M. A. n’est pas très convaincant. Il explique qu’il voulait la soulager, qu’il a pratiqué un massage de la voûte plantaire jusqu’aux cuisses puis le visage, qu’il ne voyait pas à mal.

Vient ensuite la plainte de Mme V. : le président relève les contradictions nombreuses de M. A. et le questionne. Pour exemple, il explique qu’il a été « déçu » par le massage de Mme V. «Pourquoi l’avoir conseillée à votre famille, vos amis ?».

  • « Comment vous expliquez que les rôles sont inversés ? Il ne s’agit pas de faire la promotion du docteur Schutz ».

Et de continuer :

  • « De nouveau, vous vous mettez dans une situation difficile »
  • « Vous contestez qu’elle vous ait dit non ? »
  • « Pourquoi ? Deux victimes, elles chercheraient à vous nuire ? »
  • « Elles se trompent toutes ces femmes ? ».

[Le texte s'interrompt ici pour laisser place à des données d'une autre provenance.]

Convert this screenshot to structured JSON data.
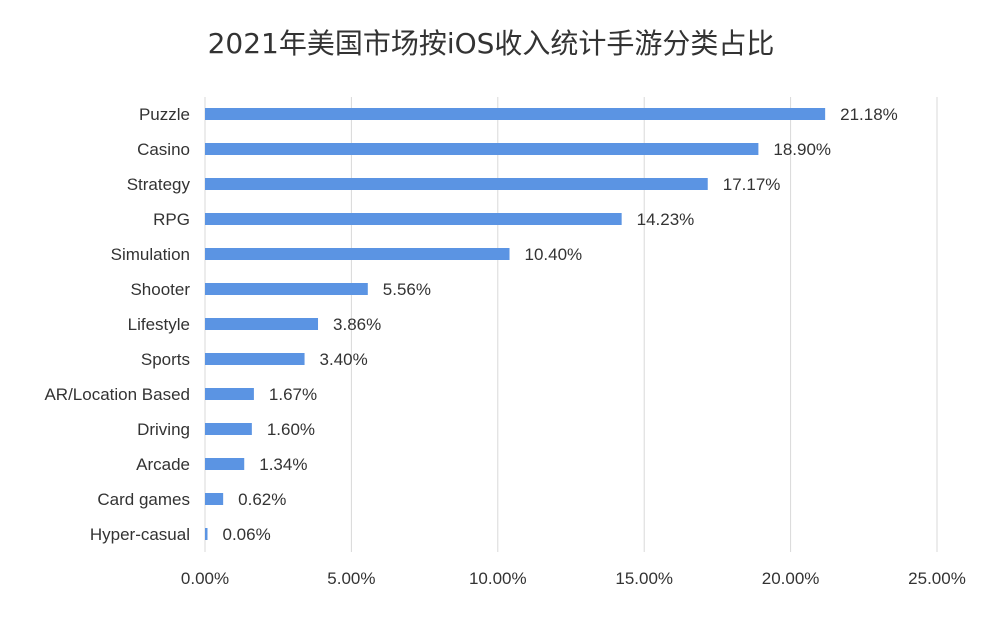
{
  "chart_data": {
    "type": "bar",
    "orientation": "horizontal",
    "title": "2021年美国市场按iOS收入统计手游分类占比",
    "categories": [
      "Puzzle",
      "Casino",
      "Strategy",
      "RPG",
      "Simulation",
      "Shooter",
      "Lifestyle",
      "Sports",
      "AR/Location Based",
      "Driving",
      "Arcade",
      "Card games",
      "Hyper-casual"
    ],
    "values": [
      21.18,
      18.9,
      17.17,
      14.23,
      10.4,
      5.56,
      3.86,
      3.4,
      1.67,
      1.6,
      1.34,
      0.62,
      0.06
    ],
    "value_labels": [
      "21.18%",
      "18.90%",
      "17.17%",
      "14.23%",
      "10.40%",
      "5.56%",
      "3.86%",
      "3.40%",
      "1.67%",
      "1.60%",
      "1.34%",
      "0.62%",
      "0.06%"
    ],
    "x_ticks": [
      0,
      5,
      10,
      15,
      20,
      25
    ],
    "x_tick_labels": [
      "0.00%",
      "5.00%",
      "10.00%",
      "15.00%",
      "20.00%",
      "25.00%"
    ],
    "xlim": [
      0,
      25
    ],
    "xlabel": "",
    "ylabel": "",
    "grid": "vertical",
    "legend": "none",
    "bar_color": "#5b94e3",
    "grid_color": "#d9d9d9"
  }
}
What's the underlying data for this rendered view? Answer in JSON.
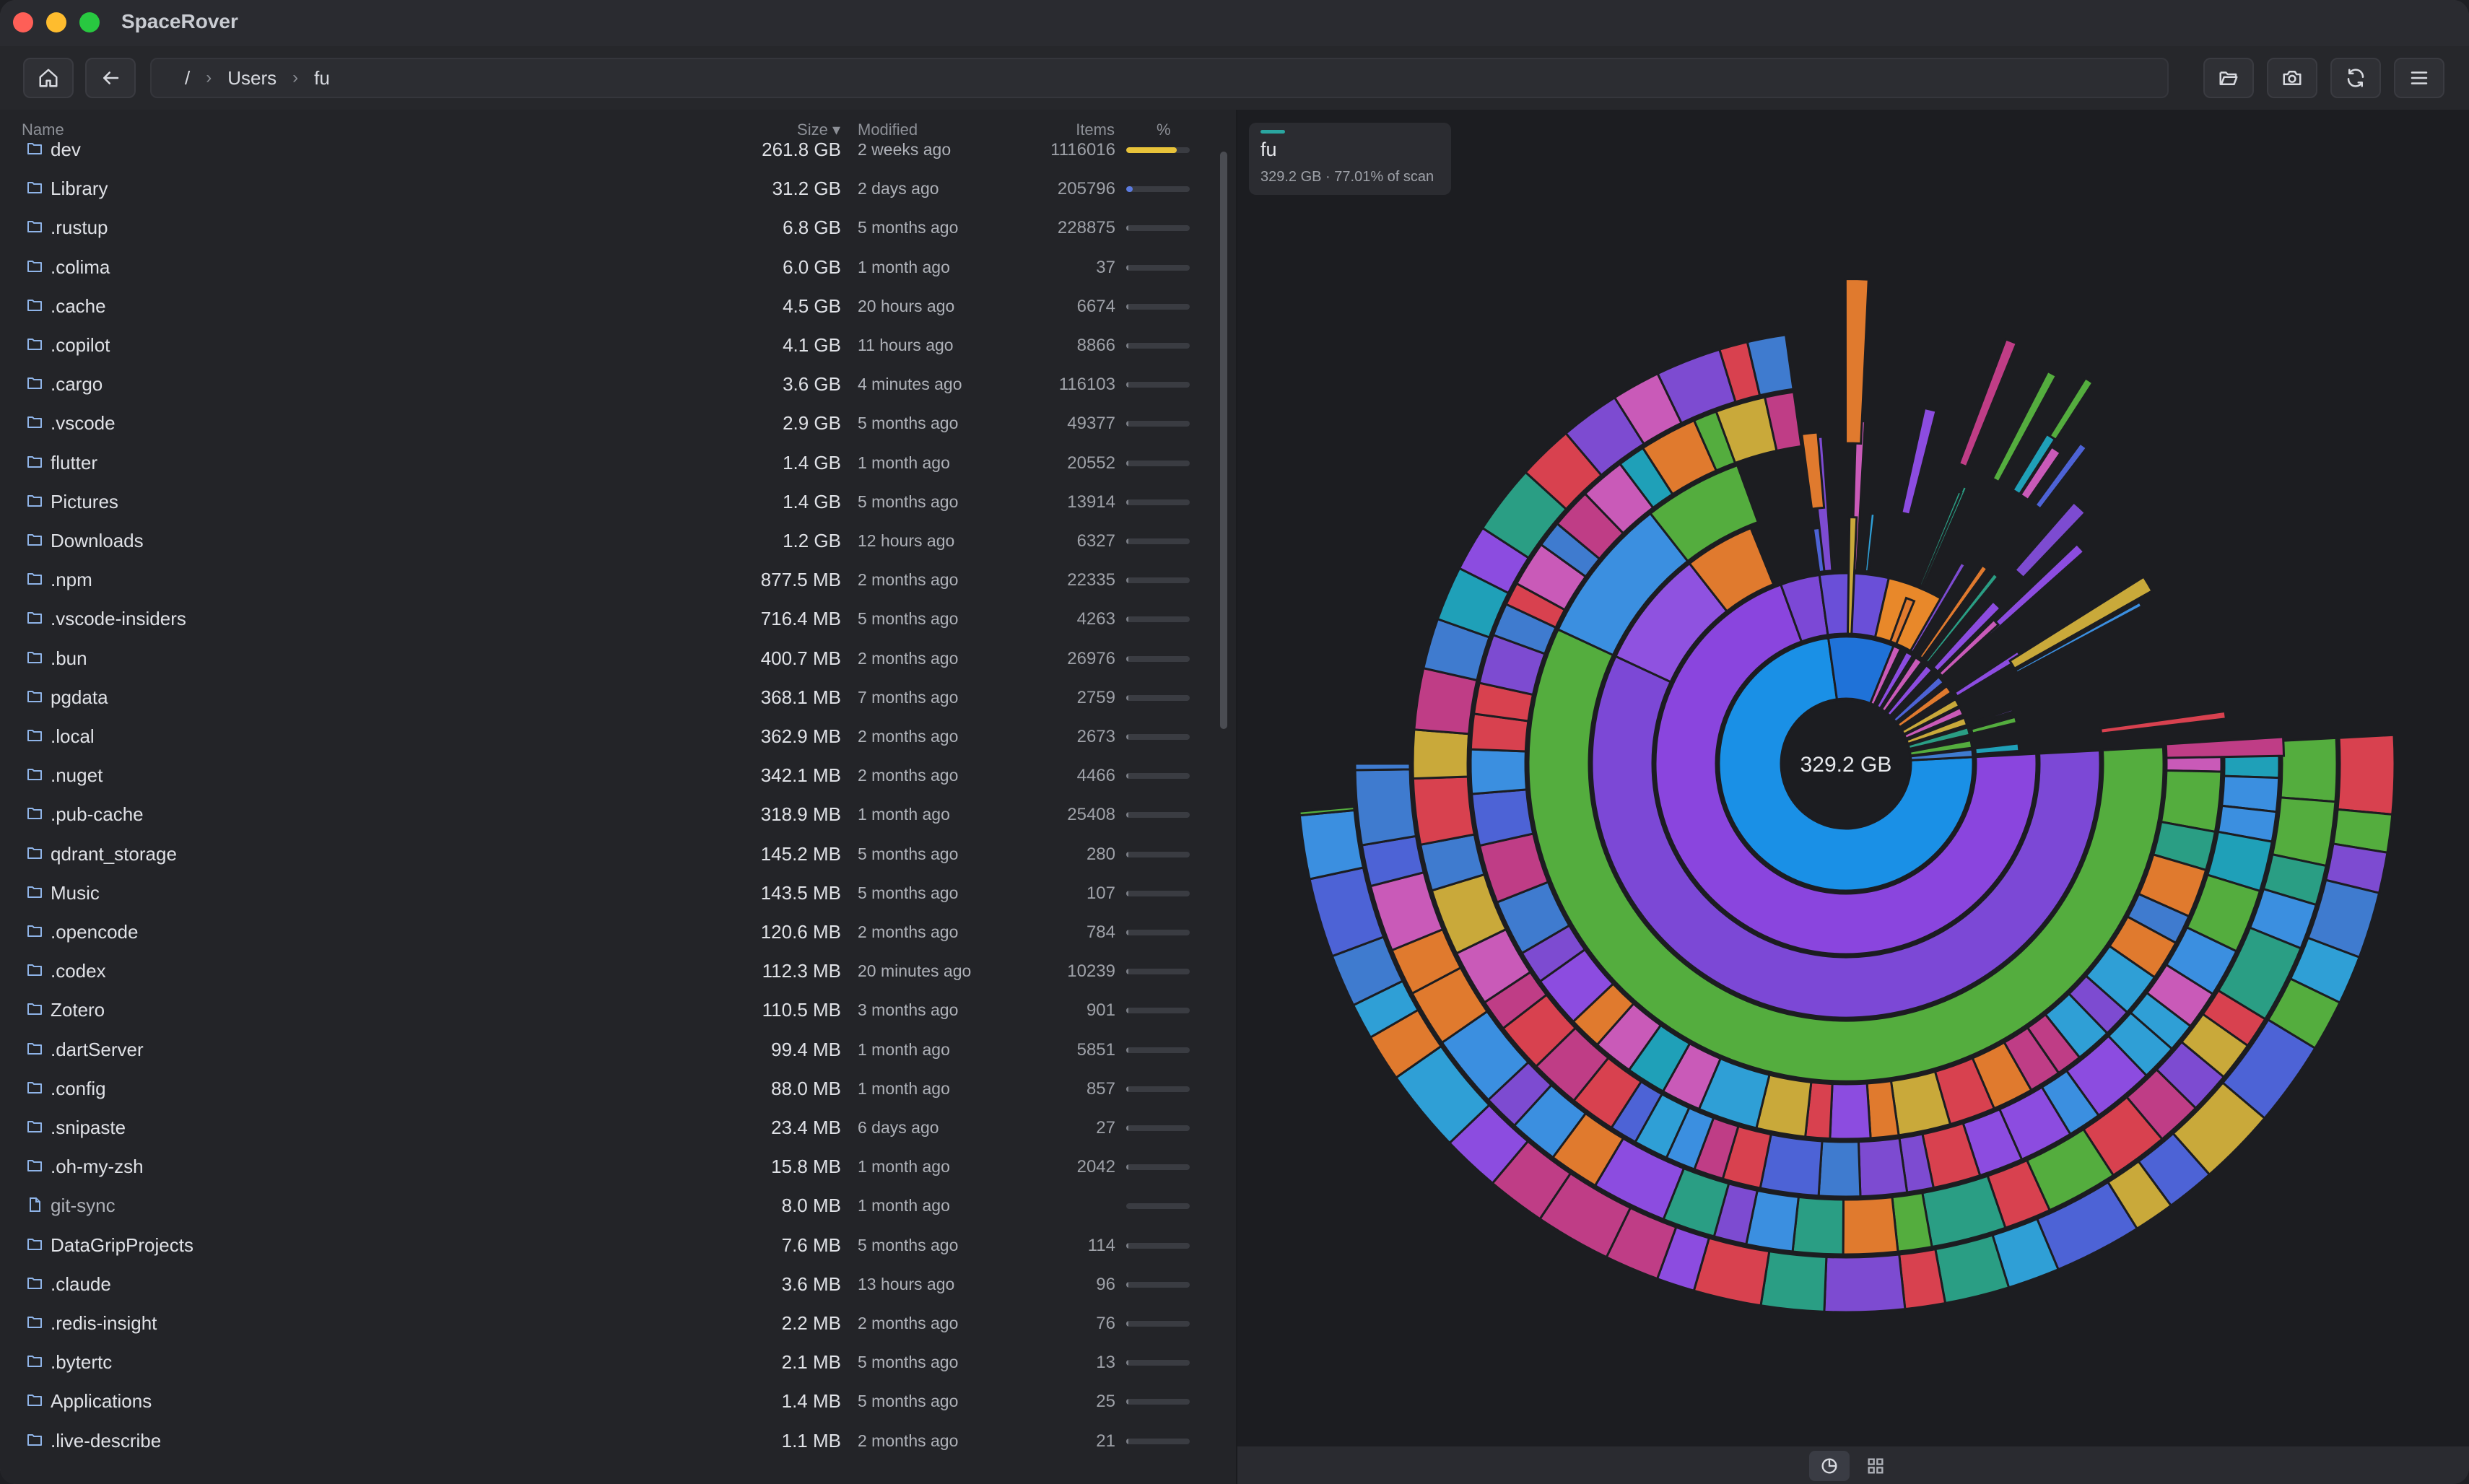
{
  "app": {
    "title": "SpaceRover"
  },
  "breadcrumb": [
    "/",
    "Users",
    "fu"
  ],
  "columns": {
    "name": "Name",
    "size": "Size ▾",
    "modified": "Modified",
    "items": "Items",
    "percent": "%"
  },
  "rows": [
    {
      "name": "dev",
      "size": "261.8 GB",
      "modified": "2 weeks ago",
      "items": "1116016",
      "pct": 0.8,
      "color": "#e8c33a",
      "type": "folder"
    },
    {
      "name": "Library",
      "size": "31.2 GB",
      "modified": "2 days ago",
      "items": "205796",
      "pct": 0.1,
      "color": "#5b7be0",
      "type": "folder"
    },
    {
      "name": ".rustup",
      "size": "6.8 GB",
      "modified": "5 months ago",
      "items": "228875",
      "pct": 0.02,
      "color": "#8a8d94",
      "type": "folder"
    },
    {
      "name": ".colima",
      "size": "6.0 GB",
      "modified": "1 month ago",
      "items": "37",
      "pct": 0.02,
      "color": "#8a8d94",
      "type": "folder"
    },
    {
      "name": ".cache",
      "size": "4.5 GB",
      "modified": "20 hours ago",
      "items": "6674",
      "pct": 0.015,
      "color": "#8a8d94",
      "type": "folder"
    },
    {
      "name": ".copilot",
      "size": "4.1 GB",
      "modified": "11 hours ago",
      "items": "8866",
      "pct": 0.013,
      "color": "#8a8d94",
      "type": "folder"
    },
    {
      "name": ".cargo",
      "size": "3.6 GB",
      "modified": "4 minutes ago",
      "items": "116103",
      "pct": 0.012,
      "color": "#8a8d94",
      "type": "folder"
    },
    {
      "name": ".vscode",
      "size": "2.9 GB",
      "modified": "5 months ago",
      "items": "49377",
      "pct": 0.01,
      "color": "#8a8d94",
      "type": "folder"
    },
    {
      "name": "flutter",
      "size": "1.4 GB",
      "modified": "1 month ago",
      "items": "20552",
      "pct": 0.01,
      "color": "#8a8d94",
      "type": "folder"
    },
    {
      "name": "Pictures",
      "size": "1.4 GB",
      "modified": "5 months ago",
      "items": "13914",
      "pct": 0.01,
      "color": "#8a8d94",
      "type": "folder"
    },
    {
      "name": "Downloads",
      "size": "1.2 GB",
      "modified": "12 hours ago",
      "items": "6327",
      "pct": 0.01,
      "color": "#8a8d94",
      "type": "folder"
    },
    {
      "name": ".npm",
      "size": "877.5 MB",
      "modified": "2 months ago",
      "items": "22335",
      "pct": 0.008,
      "color": "#8a8d94",
      "type": "folder"
    },
    {
      "name": ".vscode-insiders",
      "size": "716.4 MB",
      "modified": "5 months ago",
      "items": "4263",
      "pct": 0.008,
      "color": "#8a8d94",
      "type": "folder"
    },
    {
      "name": ".bun",
      "size": "400.7 MB",
      "modified": "2 months ago",
      "items": "26976",
      "pct": 0.006,
      "color": "#8a8d94",
      "type": "folder"
    },
    {
      "name": "pgdata",
      "size": "368.1 MB",
      "modified": "7 months ago",
      "items": "2759",
      "pct": 0.006,
      "color": "#8a8d94",
      "type": "folder"
    },
    {
      "name": ".local",
      "size": "362.9 MB",
      "modified": "2 months ago",
      "items": "2673",
      "pct": 0.006,
      "color": "#8a8d94",
      "type": "folder"
    },
    {
      "name": ".nuget",
      "size": "342.1 MB",
      "modified": "2 months ago",
      "items": "4466",
      "pct": 0.006,
      "color": "#8a8d94",
      "type": "folder"
    },
    {
      "name": ".pub-cache",
      "size": "318.9 MB",
      "modified": "1 month ago",
      "items": "25408",
      "pct": 0.006,
      "color": "#8a8d94",
      "type": "folder"
    },
    {
      "name": "qdrant_storage",
      "size": "145.2 MB",
      "modified": "5 months ago",
      "items": "280",
      "pct": 0.005,
      "color": "#8a8d94",
      "type": "folder"
    },
    {
      "name": "Music",
      "size": "143.5 MB",
      "modified": "5 months ago",
      "items": "107",
      "pct": 0.005,
      "color": "#8a8d94",
      "type": "folder"
    },
    {
      "name": ".opencode",
      "size": "120.6 MB",
      "modified": "2 months ago",
      "items": "784",
      "pct": 0.005,
      "color": "#8a8d94",
      "type": "folder"
    },
    {
      "name": ".codex",
      "size": "112.3 MB",
      "modified": "20 minutes ago",
      "items": "10239",
      "pct": 0.005,
      "color": "#8a8d94",
      "type": "folder"
    },
    {
      "name": "Zotero",
      "size": "110.5 MB",
      "modified": "3 months ago",
      "items": "901",
      "pct": 0.005,
      "color": "#8a8d94",
      "type": "folder"
    },
    {
      "name": ".dartServer",
      "size": "99.4 MB",
      "modified": "1 month ago",
      "items": "5851",
      "pct": 0.005,
      "color": "#8a8d94",
      "type": "folder"
    },
    {
      "name": ".config",
      "size": "88.0 MB",
      "modified": "1 month ago",
      "items": "857",
      "pct": 0.005,
      "color": "#8a8d94",
      "type": "folder"
    },
    {
      "name": ".snipaste",
      "size": "23.4 MB",
      "modified": "6 days ago",
      "items": "27",
      "pct": 0.004,
      "color": "#8a8d94",
      "type": "folder"
    },
    {
      "name": ".oh-my-zsh",
      "size": "15.8 MB",
      "modified": "1 month ago",
      "items": "2042",
      "pct": 0.004,
      "color": "#8a8d94",
      "type": "folder"
    },
    {
      "name": "git-sync",
      "size": "8.0 MB",
      "modified": "1 month ago",
      "items": "",
      "pct": 0.0,
      "color": "#8a8d94",
      "type": "file"
    },
    {
      "name": "DataGripProjects",
      "size": "7.6 MB",
      "modified": "5 months ago",
      "items": "114",
      "pct": 0.004,
      "color": "#8a8d94",
      "type": "folder"
    },
    {
      "name": ".claude",
      "size": "3.6 MB",
      "modified": "13 hours ago",
      "items": "96",
      "pct": 0.004,
      "color": "#8a8d94",
      "type": "folder"
    },
    {
      "name": ".redis-insight",
      "size": "2.2 MB",
      "modified": "2 months ago",
      "items": "76",
      "pct": 0.004,
      "color": "#8a8d94",
      "type": "folder"
    },
    {
      "name": ".bytertc",
      "size": "2.1 MB",
      "modified": "5 months ago",
      "items": "13",
      "pct": 0.004,
      "color": "#8a8d94",
      "type": "folder"
    },
    {
      "name": "Applications",
      "size": "1.4 MB",
      "modified": "5 months ago",
      "items": "25",
      "pct": 0.004,
      "color": "#8a8d94",
      "type": "folder"
    },
    {
      "name": ".live-describe",
      "size": "1.1 MB",
      "modified": "2 months ago",
      "items": "21",
      "pct": 0.004,
      "color": "#8a8d94",
      "type": "folder"
    }
  ],
  "info": {
    "title": "fu",
    "subtitle": "329.2 GB · 77.01% of scan"
  },
  "sunburst": {
    "center_label": "329.2 GB"
  },
  "icons": {
    "home": "home-icon",
    "back": "arrow-left-icon",
    "open": "folder-open-icon",
    "camera": "camera-icon",
    "refresh": "refresh-icon",
    "menu": "menu-icon",
    "pie": "pie-chart-icon",
    "grid": "grid-icon"
  }
}
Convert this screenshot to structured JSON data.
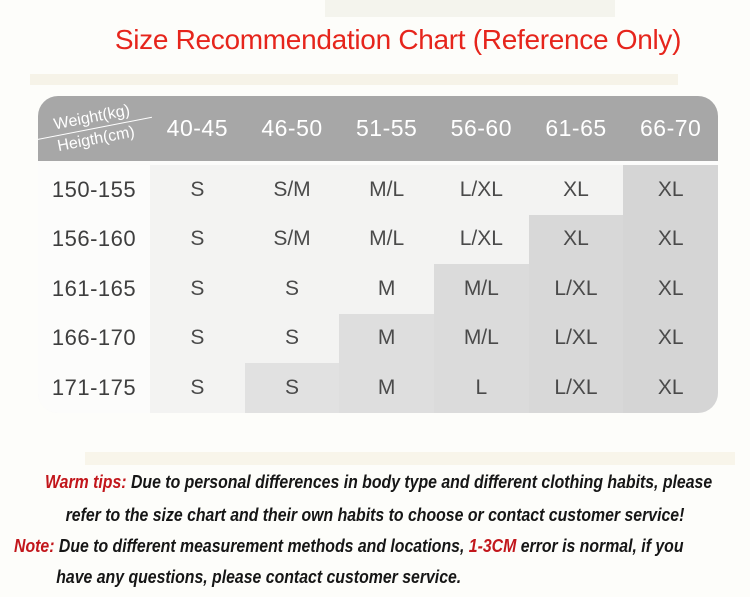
{
  "title": "Size Recommendation Chart (Reference Only)",
  "colors": {
    "title_red": "#e6251c",
    "accent_red": "#c2161b",
    "header_bg": "#a7a7a7",
    "body_bg": "#f3f3f2",
    "label_col_bg": "#fcfcfb",
    "highlight_gray_base": "#dcdcdc",
    "header_text": "#ffffff"
  },
  "chart_data": {
    "type": "table",
    "title": "Size Recommendation Chart (Reference Only)",
    "corner_top_label": "Weight(kg)",
    "corner_bottom_label": "Heigth(cm)",
    "columns": [
      "40-45",
      "46-50",
      "51-55",
      "56-60",
      "61-65",
      "66-70"
    ],
    "rows": [
      {
        "height": "150-155",
        "sizes": [
          "S",
          "S/M",
          "M/L",
          "L/XL",
          "XL",
          "XL"
        ],
        "highlight_from": 5
      },
      {
        "height": "156-160",
        "sizes": [
          "S",
          "S/M",
          "M/L",
          "L/XL",
          "XL",
          "XL"
        ],
        "highlight_from": 4
      },
      {
        "height": "161-165",
        "sizes": [
          "S",
          "S",
          "M",
          "M/L",
          "L/XL",
          "XL"
        ],
        "highlight_from": 3
      },
      {
        "height": "166-170",
        "sizes": [
          "S",
          "S",
          "M",
          "M/L",
          "L/XL",
          "XL"
        ],
        "highlight_from": 2
      },
      {
        "height": "171-175",
        "sizes": [
          "S",
          "S",
          "M",
          "L",
          "L/XL",
          "XL"
        ],
        "highlight_from": 1
      }
    ],
    "layout_hint": "staircase highlight: shaded band grows one column leftward per row down"
  },
  "footnotes": {
    "warm_tips": {
      "label": "Warm tips:",
      "line1": " Due to personal differences in body type and different clothing habits, please",
      "line2": "refer to the size chart and their own habits to choose or contact customer service!"
    },
    "note": {
      "label": "Note:",
      "part1": " Due to different measurement methods and locations, ",
      "highlight": "1-3CM",
      "part2": " error is normal, if you",
      "line2": "have any questions, please contact customer service."
    }
  }
}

« Toutes ces femmes avaient une dent contre moi » répond-il au tribunal.

Mme V. est très claire. Elle explique au tribunal pourquoi elle a attendu plusieurs mois avant de porter plainte : « Qui va me croire, je fais des massages ? », « A deux, on pouvait être crues ».

Me Ovadia plaide sur les « faits » et le faisceau d’indices concordants, Laetitia Bernard quant à elle insiste sur la stratégie de M. A. et sur les conséquences de ces agressions sur les victimes. Elle rappelle également qu’il a déjà été condamné pour des faits identiques.

Le réquisitoire du procureur est exemplaire… jusqu’au prononcé des peines : « Ce dossier n’est pas contestable, pas fragile » même sans témoins directs ou preuves matérielles comme l’ADN. Il précise : « J’attendais une explication de M. A. mais il s’enferre dans un discours », « il est ridicule ». Et à l’attention des victimes : « On peut tout dire sur elles » mais les « mots sont simples », « elles ont besoin de justice, elles demandent à être entendues » et requiert… 10 à 12 mois d’emprisonnement avec sursis pour dit-il « une prise de conscience » !

Son avocat plaide le doute, précise qu’il existe une différence entre des avances et des agressions sexuelles. Sa plaidoirie est beaucoup plus agressive concernant Mme P. absente à l’audience.

Le 23 octobre, M. A. est condamné à quatre mois d’emprisonnement avec sursis et 3000 euros d’amende. Il est, en outre, inscrit au FJNAAIS (Fichier Judiciaire National Automatisé des Auteurs d’Infractions Sexuelles).

M. A. est également condamné à indemniser Mme V. au titre de dommages et intérêts à hauteur de 1000 euros et 1500 euros au titre l’article 475-1 du CPP. Le préjudice de l’AVFT est lui indemnisé à hauteur de 1 euro !

M. A. n’a pas fait appel de la décision et compte tenu du faible quantum de la peine et du peu d’impact qu’elle aura sur sa vie, on le comprend. Le parquet n’a pas fait appel non plus, ce qui est moins compréhensible.